Monday, November 4, 2019

ok, but let's think this through for a minute.

the difference is i*h-bar. h-bar is h/2*pi.

h is considered to be the smallest possible unit of measurement, and then you're dividing the smallest possible unit of measurement by 2*pi to make it that much smaller. you're then pulling this out in the direction of i.

so, the difference is

1) in the direction of the imaginary plane.
2) a factor of 2*pi smaller than the smallest thing that can be measured.

i'm not arguing with the  math as it exists, it's just that this is so small as to be indiscernible from error, which is what the physics really says - you're disturbing the system by measuring it.

and, i will hear an army of math-physics nerds yell at me "no. it's a proof. can't you see?"

a proof by a factor of h/2*pi in the imaginary plane. right. and, you call that "observable". what a farce! it would be a talented lab technician indeed that could reduce error to hbar in the imaginary direction. you'd give that technician a nobel prize....

rather, i need to ask the question - how fast is space expanding, anyways? surely fast enough that you could never get it right, to a plank length. and, what is the proper correction for the curvature of space, given that we're modeling everything in euclidean vector spaces and we know that is totally wrong?

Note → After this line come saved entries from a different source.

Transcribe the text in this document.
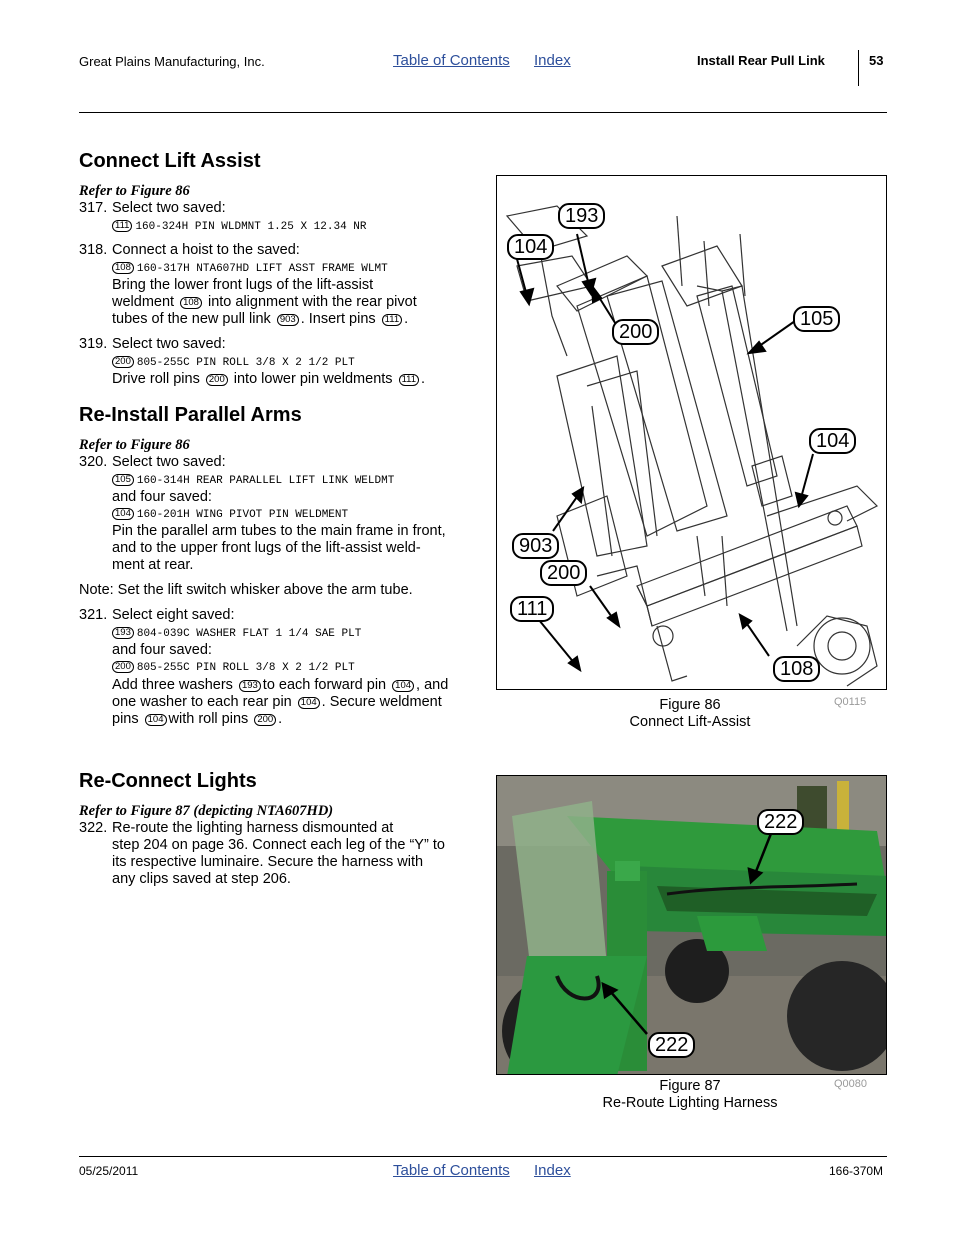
Great Plains Manufacturing, Inc.	Table of Contents Index	Install Rear Pull Link	53
Connect Lift Assist
Refer to Figure 86
317. Select two saved:
111 160-324H PIN WLDMNT 1.25 X 12.34 NR
318. Connect a hoist to the saved:
108 160-317H NTA607HD LIFT ASST FRAME WLMT
Bring the lower front lugs of the lift-assist
weldment 108 into alignment with the rear pivot
tubes of the new pull link 903 . Insert pins 111 .
319. Select two saved:
200 805-255C PIN ROLL 3/8 X 2 1/2 PLT
Drive roll pins 200 into lower pin weldments 111 .
Re-Install Parallel Arms
Refer to Figure 86
320. Select two saved:
105 160-314H REAR PARALLEL LIFT LINK WELDMT
and four saved:
104 160-201H WING PIVOT PIN WELDMENT
Pin the parallel arm tubes to the main frame in front,
and to the upper front lugs of the lift-assist weld-
ment at rear.
Note: Set the lift switch whisker above the arm tube.
321. Select eight saved:
193 804-039C WASHER FLAT 1 1/4 SAE PLT
and four saved:
200 805-255C PIN ROLL 3/8 X 2 1/2 PLT
Add three washers 193 to each forward pin 104 , and
one washer to each rear pin 104 . Secure weldment
pins 104 with roll pins 200 .
Re-Connect Lights
Refer to Figure 87 (depicting NTA607HD)
322. Re-route the lighting harness dismounted at
step 204 on page 36. Connect each leg of the “Y” to
its respective luminaire. Secure the harness with
any clips saved at step 206.
193
104
200
105
104
903
200
111
108
Figure 86
Connect Lift-Assist
Q0115
222
222
Figure 87
Re-Route Lighting Harness
Q0080
05/25/2011	Table of Contents Index	166-370M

that's something we can calculate, right?

we know that px - xp, if calculated in a euclidean vector space, should have a correction term, because the space that the particle is moving in is actually curved. that euclidean calculation should be wrong. so, what is the error term, there?

and, without bringing in string theory, what is this modulation in the i direction anyways? if space is expanding constantly in every direction, just how close can we get those measurements without having the rug pulled out from underneath us, as we're doing it? a plank length? probably not much more than it, anyways.

i know that somebody will tell me i'm grasping at straws, but we should at least have the good sense not to be building modern physics on euclidean space. we know that's a bad model. we know that's going to created warped results.